Winners 2022 Skyscraper Competition

eVolo Magazine is pleased to announce the winners of the 2022 Skyscraper Competition. The Jury selected 3 winners and 20 honorable mentions from 427 projects received. The annual award established in 2006 recognizes visionary ideas that through the novel use of technology, materials, programs, aesthetics, and spatial organizations, challenge the way we understand vertical architecture and its relationship with the natural and built environments.

The FIRST PLACE was awarded to CLIMATE CONTROL SKYSCRAPER designed by Kim Gyeong Jeung, Min Yeong Gi, and Yu Sang Gu from South Korea. The project investigates the use of a series of skyscrapers to modify weather conditions that would improve the global climate crisis and stop desertification, rising temperatures, and natural disasters.

The recipients of the SECOND PLACE are Wang Jue, Zhang Qian, Zhang Changsheng, Li Muchun, and Xu Jing from China for the project TSUNAMI PARK. The project is designed as a man-made inhabited mangrove for the Tonga region to prevent tsunamis that would affect the Pacific Rim.

NEW SPRING: AGRO-ECOLOGICAL SKYSCRAPER designed by Michał Spólnik from Austria and Marcin Kitala from Poland received the THIRD PLACE. The proposal is envisioned as an aggregation of garden modules containing distinct flora and microorganisms that could be deployed to specific regions that would flourish with new life.

The Jury was formed by Volkan Alkanoglu [Principal, VA | DESIGN], Gianni Botsford [Principal, Gianni Botsford Architects], Steven Chilton [Principal, SCA | Steven Chilton Architects], Tsvetelina Georgieva [Principal, DesignMorphine], Nuru Karim [Principal, Nudes], Arthur Mamou-Mani [Principal, Mamou-Mani Architects], and Moon Hoon [Principal, Moon Hoon Architects]





BACKGROUND

The two risk factors that will come to mankind over the next decade are “Climate crisis” and “failure to respond to the climate crisis”. 2019 was confirmed as “the Second warmest year in history”. Experts are referring to the end of the Earth as 2050 due to the abnormal climate.

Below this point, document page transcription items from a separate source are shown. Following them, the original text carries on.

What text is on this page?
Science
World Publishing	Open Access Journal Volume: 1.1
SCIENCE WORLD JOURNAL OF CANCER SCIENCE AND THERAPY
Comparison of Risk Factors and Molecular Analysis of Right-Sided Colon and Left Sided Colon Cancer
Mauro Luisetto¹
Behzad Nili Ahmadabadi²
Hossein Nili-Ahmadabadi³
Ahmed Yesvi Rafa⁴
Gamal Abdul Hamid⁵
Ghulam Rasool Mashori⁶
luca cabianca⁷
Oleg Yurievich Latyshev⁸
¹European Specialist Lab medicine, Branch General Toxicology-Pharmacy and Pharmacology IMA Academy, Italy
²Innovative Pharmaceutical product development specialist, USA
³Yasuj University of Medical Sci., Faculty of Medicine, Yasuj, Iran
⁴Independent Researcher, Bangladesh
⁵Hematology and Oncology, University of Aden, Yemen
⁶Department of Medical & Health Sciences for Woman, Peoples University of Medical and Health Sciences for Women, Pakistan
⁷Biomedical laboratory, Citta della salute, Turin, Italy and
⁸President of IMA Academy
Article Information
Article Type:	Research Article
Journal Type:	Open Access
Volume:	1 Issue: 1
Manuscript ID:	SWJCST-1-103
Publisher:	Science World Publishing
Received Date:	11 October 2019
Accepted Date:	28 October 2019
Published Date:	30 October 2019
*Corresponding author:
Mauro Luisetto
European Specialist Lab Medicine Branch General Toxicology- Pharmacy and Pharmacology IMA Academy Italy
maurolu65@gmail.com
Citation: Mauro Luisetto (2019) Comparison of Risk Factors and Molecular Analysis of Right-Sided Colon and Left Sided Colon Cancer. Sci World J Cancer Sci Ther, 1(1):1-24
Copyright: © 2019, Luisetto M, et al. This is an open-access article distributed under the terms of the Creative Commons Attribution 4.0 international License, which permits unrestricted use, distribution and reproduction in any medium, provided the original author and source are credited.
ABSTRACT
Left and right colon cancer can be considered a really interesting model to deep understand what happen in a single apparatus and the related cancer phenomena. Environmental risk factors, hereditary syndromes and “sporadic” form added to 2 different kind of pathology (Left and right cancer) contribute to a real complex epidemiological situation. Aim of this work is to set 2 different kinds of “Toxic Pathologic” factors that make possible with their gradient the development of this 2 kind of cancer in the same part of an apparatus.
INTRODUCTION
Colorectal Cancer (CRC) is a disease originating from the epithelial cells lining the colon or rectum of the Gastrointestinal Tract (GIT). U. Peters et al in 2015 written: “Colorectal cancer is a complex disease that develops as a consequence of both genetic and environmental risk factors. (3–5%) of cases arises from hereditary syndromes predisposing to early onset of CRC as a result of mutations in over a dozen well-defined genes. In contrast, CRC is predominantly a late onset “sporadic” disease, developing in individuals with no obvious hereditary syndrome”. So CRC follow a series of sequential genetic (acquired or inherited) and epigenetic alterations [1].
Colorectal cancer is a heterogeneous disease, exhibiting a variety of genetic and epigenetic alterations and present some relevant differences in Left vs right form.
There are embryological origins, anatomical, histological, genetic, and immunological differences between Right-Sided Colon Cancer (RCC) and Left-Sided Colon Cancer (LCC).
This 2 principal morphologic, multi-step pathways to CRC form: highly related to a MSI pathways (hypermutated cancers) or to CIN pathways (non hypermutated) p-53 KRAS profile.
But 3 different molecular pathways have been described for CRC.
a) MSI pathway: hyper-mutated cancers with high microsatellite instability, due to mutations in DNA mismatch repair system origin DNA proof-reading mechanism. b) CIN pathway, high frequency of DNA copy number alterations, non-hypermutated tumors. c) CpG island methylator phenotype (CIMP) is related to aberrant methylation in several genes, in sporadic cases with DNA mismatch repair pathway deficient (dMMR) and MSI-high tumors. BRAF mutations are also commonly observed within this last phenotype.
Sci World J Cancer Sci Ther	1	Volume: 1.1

From the beginning of the 21st century to 2021, the average temperature of the Earth’s surface rose by 0.93 ±0.07’C, which is more than two-thirds of 1980. (It is increasing by 0.13 degrees to 0.25 degrees every 10 years). Due to the increase in temperature, the global village is currently facing various natural disasters and environmental problems. There are various damages, the most serious damage of climate change to extreme drought and desertification caused by drying up long-term. Of course, reclamation of forests, and man-made factors such as environmental pollution and deforestation have conspired to happen, but desertification due to global climate change is accelerating. Despite these global movements, environmental disasters and desertification around the world are still rising exponentially, and some experts say that environmental problems have already progressed a lot. In other words, awareness and policy on environmental issues are important nationally, but a movement to solve environmental problems through a groundbreaking technological and architectural approach is needed and should be applied worldwide. Then, how can we architecturally prevent desertification as well as persistent natural disasters? The answer lies in the ‘Climate Control Tower’. CCT is designed to cope with climate change and overcome the current climate crisis the world is facing. Through clouds generated by absorbing seawater, the climate crisis regulates the weather by raining where there is a drought, absorbing clouds where heavy rainfalls, or reflecting solar radiation.



PROCESS

CCTs are built above the sea for effective use of marine resources. CCTs anchored through subsea trusses import cloud seeds, chemical catalysts, and human resources through ports accessible in all directions. They also export materials such as sodium chloride and ionic substances obtained by electrolyzing seawater. The power consumed by this gigantic skyscraper is supplied by a solar panel roof and a wind pressure generator on the lower level of the building. The heat generated by the solar energy is transferred to the high-temperature pressure tank inside the cloud generator and is used to make pure water by synthesizing hydrogen and oxygen molecules extracted from seawater. Water moves upward in the form of water vapor and passes through a wind pressure generator, generating electricity through wind power generation by pressure difference. Water vapor moving upwards is sprayed around the skyscraper in the form of clouds and stored in a membrane controlled by a control ring. The laboratory located inside the CCT transmits meteorological observation information to the control ring through communication with the CCT Weather satellite, which is floating in space. It calculates the movement of clouds according to the wind direction and distance so that they can reach the target area. As the wire of the control ring rotates and contracts, the cloud is discharged through the outlet in the middle of the membrane, and the control ring dispatches the drone unit with it.



CONCLUSION

We would like to set up CCT in countries around the world. CCT can prevent desertification by creating clouds, creating ecosystems by creating forests, and eliminating the threat of disasters caused by heavy rainfalls by getting rid of clouds. We believe that CCT can protect the environment on a global scale, and by setting up multiple CCTs around the world, we can get one step closer to global environmental protection.